ホテル王と一夜の過ち 社内恋愛禁止なのに、御曹司の溺愛が止まりません
 私の場合は作り笑顔と規則正しいマニュアル対応さえどうにかなれば一人前のフロント係として認められるが、渉の場合は声の大きさと向こう見ずな発言が問題になっている。

 両極端な私達がクレームをゼロにする道のりは、そう簡単なことではなかった。

 幼馴染に怒鳴り散らされる彼へ少しだけ同情しながら、話が途切れたのを見計らって会話へ割って入る。

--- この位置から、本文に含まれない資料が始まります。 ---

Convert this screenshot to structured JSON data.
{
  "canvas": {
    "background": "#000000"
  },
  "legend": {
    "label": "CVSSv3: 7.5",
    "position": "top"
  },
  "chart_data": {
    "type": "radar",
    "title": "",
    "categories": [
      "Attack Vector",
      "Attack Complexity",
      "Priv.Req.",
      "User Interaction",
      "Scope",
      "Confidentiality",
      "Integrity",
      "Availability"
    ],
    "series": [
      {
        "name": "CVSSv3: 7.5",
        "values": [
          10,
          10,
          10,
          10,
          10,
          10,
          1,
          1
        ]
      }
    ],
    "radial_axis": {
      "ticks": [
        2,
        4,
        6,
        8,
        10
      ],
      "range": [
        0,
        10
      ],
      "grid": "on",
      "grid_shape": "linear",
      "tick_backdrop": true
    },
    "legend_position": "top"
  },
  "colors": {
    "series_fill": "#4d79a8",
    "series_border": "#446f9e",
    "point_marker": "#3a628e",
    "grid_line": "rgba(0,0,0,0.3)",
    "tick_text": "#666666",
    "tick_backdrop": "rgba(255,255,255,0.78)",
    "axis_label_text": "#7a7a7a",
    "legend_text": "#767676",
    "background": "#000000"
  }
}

「お話中、失礼します。総支配人。少しだけ、相原くんと業務上の話をさせて頂きたいのですが」
「どうした」
「名字じゃなくて、名前でいいじゃん。なんで総支配人に遠慮すんだよ。オレさ。すげー傷つくんだけど」
「無駄口を叩いている暇はないの。いいからさっさと、私の質問に答えて」
「んー? 穏やかじゃねぇな。どしたー?」

 渉は私が名字で呼んだのを許せなかったようだけど、視線を合わせてやれば従来の人懐っこい笑顔をこちらに向けて来る。

 ――よかった。

 いつもの渉だと、安心したのもつかの間。

 あちらを立てればこちらが立たずと言わんばかりに、元々あまり良くなかった総支配人の機嫌が急降下していくのを感じる。

 私が山田様の対応へ向かったあと、トラブルにならなければいいけれど……。

 今はそんなことを気にしている場合ではない。